Homily – January 2018
ARCHBISHOP CHRISTOPHER PROWSE
CATHOLIC ARCHBISHOP OF CANBERRA AND GOULBURN
SUNDAY 28 JANUARY 2018
FOURTH SUNDAY OF ORDINARY TIME (YEAR B)
ST CHRISTOPHER’S CATHEDRAL, FORREST
Deuteronomy 18:15-20, 1 Corinthians 7:32-35, Mark 1:21-28
Returning from our holidays at the beginning of 2018, the Church offers us great wisdom and hope at the beginning of this New Year.
The wisdom of the second reading from St Paul to the Church at Corinth is a word that we can all take on afresh today. He says to his people, and I say also to you as your Archbishop, “I would like to see you free from all worry…and that you give your undivided attention to the Lord.”
I think the two are linked. The beginning of any new year brings with it all sorts of concerns of the issues that surround us this year. But the Lord calls us not to worry. This doesn’t mean that we have concerns and that we are preoccupied with matters of urgency, but that’s quite different from worrying about these matters. The key is in giving “undivided attention to the Lord.” In other words the battle of life is not our own. Jesus is the great burden-bearer. He leads us in the crosses that await us. So let us at the beginning of this year give undivided attention and focus on Jesus and place him at the centre of all our concerns and hopes.
The first reading gives us great wisdom on how to begin this “undivided attention” to the Lord.
The word from Moses to his people is that we “must listen”. Later on Moses says, “The man who does not listen to my words that he speaks in my name, shall be held answerable to me for it.” In other words if we do not listen to the Lord we rely only on our personal resources and that will not be enough for the battle of life.
The word “listen” is a key Biblical word.
As we welcome particularly the Filipino community at this Mass today and share with them the joy in their cultural and religious festival of “The Little Jesus”, I recall a Filipino elderly lady once saying to me how you can jumble up certain words of the Bible and produce another word that is very illuminating.
Such is the case with the word “listen”. If you jumble up the word “listen” you end up with the word “silent”. What does listening mean? It means being silent before the Lord.
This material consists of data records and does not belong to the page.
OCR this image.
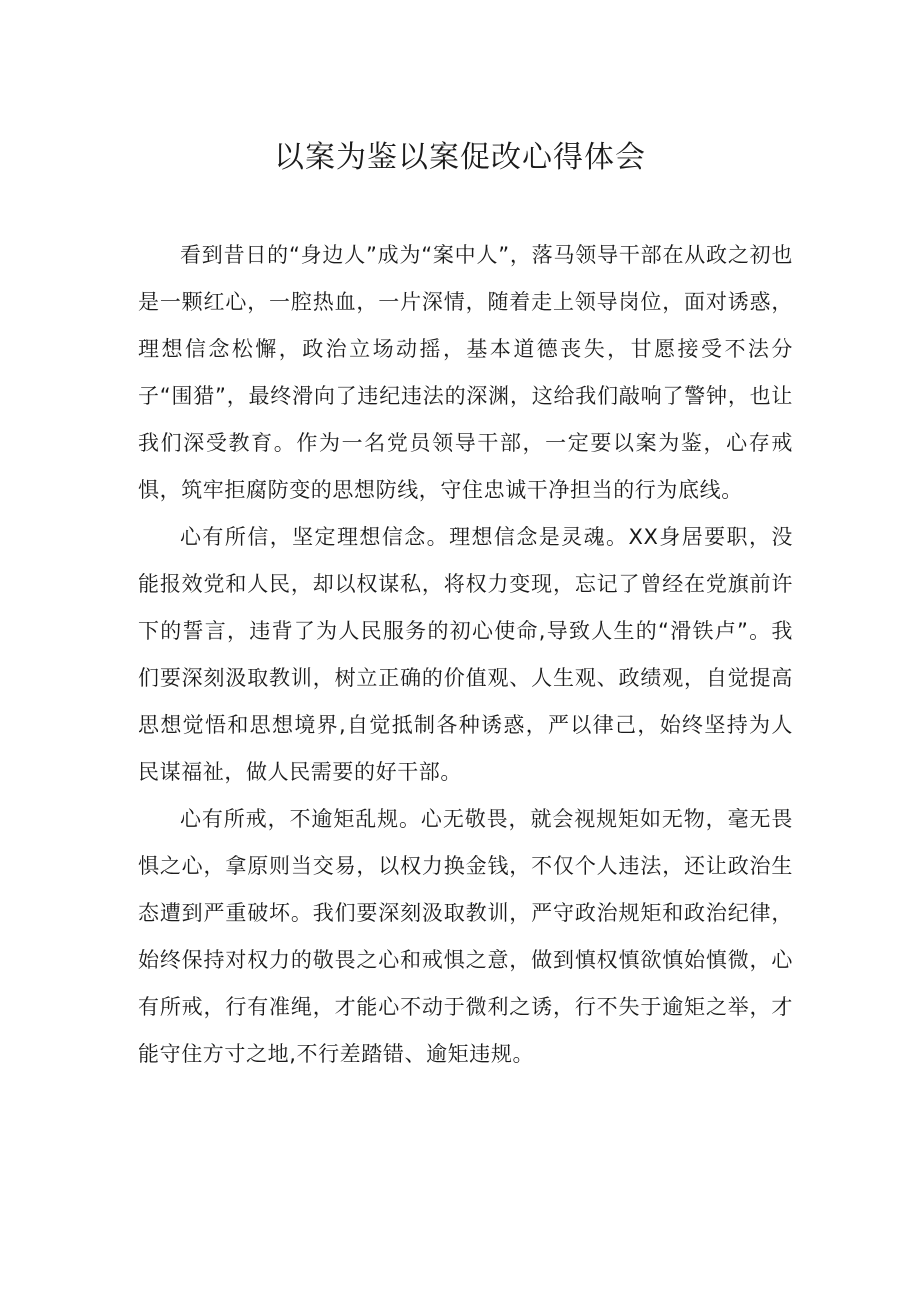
以案为鉴以案促改心得体会

看到昔日的“身边人”成为“案中人”，落马领导干部在从政之初也是一颗红心，一腔热血，一片深情，随着走上领导岗位，面对诱惑，理想信念松懈，政治立场动摇，基本道德丧失，甘愿接受不法分子“围猎”，最终滑向了违纪违法的深渊，这给我们敲响了警钟，也让我们深受教育。作为一名党员领导干部，一定要以案为鉴，心存戒惧，筑牢拒腐防变的思想防线，守住忠诚干净担当的行为底线。

心有所信，坚定理想信念。理想信念是灵魂。XX身居要职，没能报效党和人民，却以权谋私，将权力变现，忘记了曾经在党旗前许下的誓言，违背了为人民服务的初心使命,导致人生的“滑铁卢”。我们要深刻汲取教训，树立正确的价值观、人生观、政绩观，自觉提高思想觉悟和思想境界,自觉抵制各种诱惑，严以律己，始终坚持为人民谋福祉，做人民需要的好干部。

心有所戒，不逾矩乱规。心无敬畏，就会视规矩如无物，毫无畏惧之心，拿原则当交易，以权力换金钱，不仅个人违法，还让政治生态遭到严重破坏。我们要深刻汲取教训，严守政治规矩和政治纪律，始终保持对权力的敬畏之心和戒惧之意，做到慎权慎欲慎始慎微，心有所戒，行有准绳，才能心不动于微利之诱，行不失于逾矩之举，才能守住方寸之地,不行差踏错、逾矩违规。
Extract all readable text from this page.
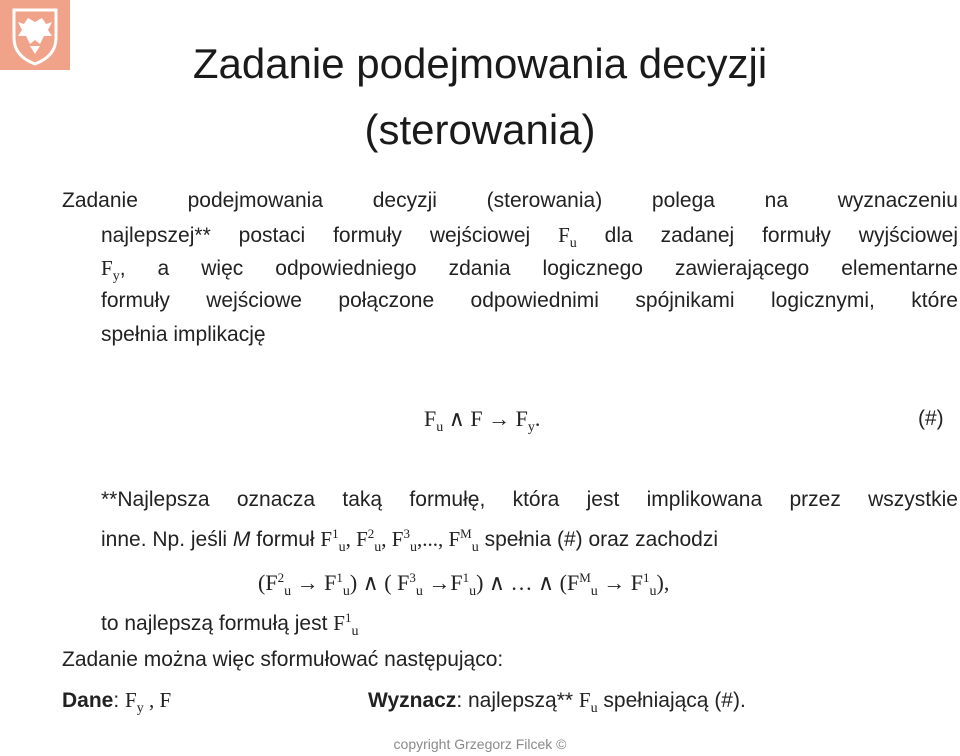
Zadanie podejmowania decyzji
(sterowania)
Zadanie podejmowania decyzji (sterowania) polega na wyznaczeniu
najlepszej** postaci formuły wejściowej $F_u$ dla zadanej formuły wyjściowej
$F_y$, a więc odpowiedniego zdania logicznego zawierającego elementarne
formuły wejściowe połączone odpowiednimi spójnikami logicznymi, które
spełnia implikację
$F_u$ ∧ $F \to F_y$.	(#)
**Najlepsza oznacza taką formułę, która jest implikowana przez wszystkie
inne. Np. jeśli M formuł $F^1_u$, $F^2_u$, $F^3_u$,..., $F^M_u$ spełnia (#) oraz zachodzi
$(F^2_u \to F^1_u)$ ∧ ( $F^3_u \to F^1_u$) ∧ … ∧ $(F^M_u \to F^1_u)$,
to najlepszą formułą jest $F^1_u$
Zadanie można więc sformułować następująco:
Dane: $F_y$ , F	Wyznacz: najlepszą** $F_u$ spełniającą (#).
copyright Grzegorz Filcek ©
This important Bible word in its own understanding defines what it means. By having an undivided heart for the Lord means that we are silent before Him and listen carefully to Him as he speaks to us in the depth of our heart.
In the Gospel of today we continue our reading, as we will do for the entire year, from the Gospel of Mark. It is only the first chapter of Mark. Already he has called his first disciples. His disciples are now on a kind of missionary apprenticeship with the Lord. They follow Jesus.
He leads them into the synagogue and Jesus begins to teach.
It is interesting to note that immediately the people in this religious context are amazed at the wisdom that comes from the mouth of the Lord. They say to one another, “Here is the teaching that is new and with authority behind it…His teaching made a deep impression on them.”
Clearly the Lord is speaking His Saving Word in a way that makes them truly listen and be silent to what He has to say.
All of a sudden, an evil spirit in a man starts to argue with Jesus.
Isn’t it interesting that the first ones to recognise Jesus as more than just another Rabbi is the darkness of evil? The night surely knows when the dawn has arrived!
This is the first miracle that Jesus works in Mark’s Gospel. It is an exorcism. It is in Jesus, that the personification of the Kingdom of God proclaims that this kingdom now has begun and darkness and evil can have no place in this kingdom.
In desperation, the evil spirit in the man yells out, “Have you come to destroy us?” A very important point here is that the evil one gives Jesus the Jew a title that is his. The other religious leaders cannot recognise this. But evil does when the devil yells out to Jesus, “I know who you are: the Holy One of God.”
Jesus dismisses the evil immediately with the power of the Kingdom of God. He says to the evil spirit, “Be quiet! Come out of him!” Other translations would have it that Jesus says, “Be silent! …Come out of him” Here is the word again “silent” and “listening”.
So as we begin now this New Year of 2018 let us ask for the protecting power of Jesus, the fullness of the Kingdom of God, to ensure that all of us walk in the light of His kingdom. May this light of the Kingdom of God dispel all the darkness within our hearts and within our world and draw us closer to Jesus and each other in our missionary discipleship to the world during 2018.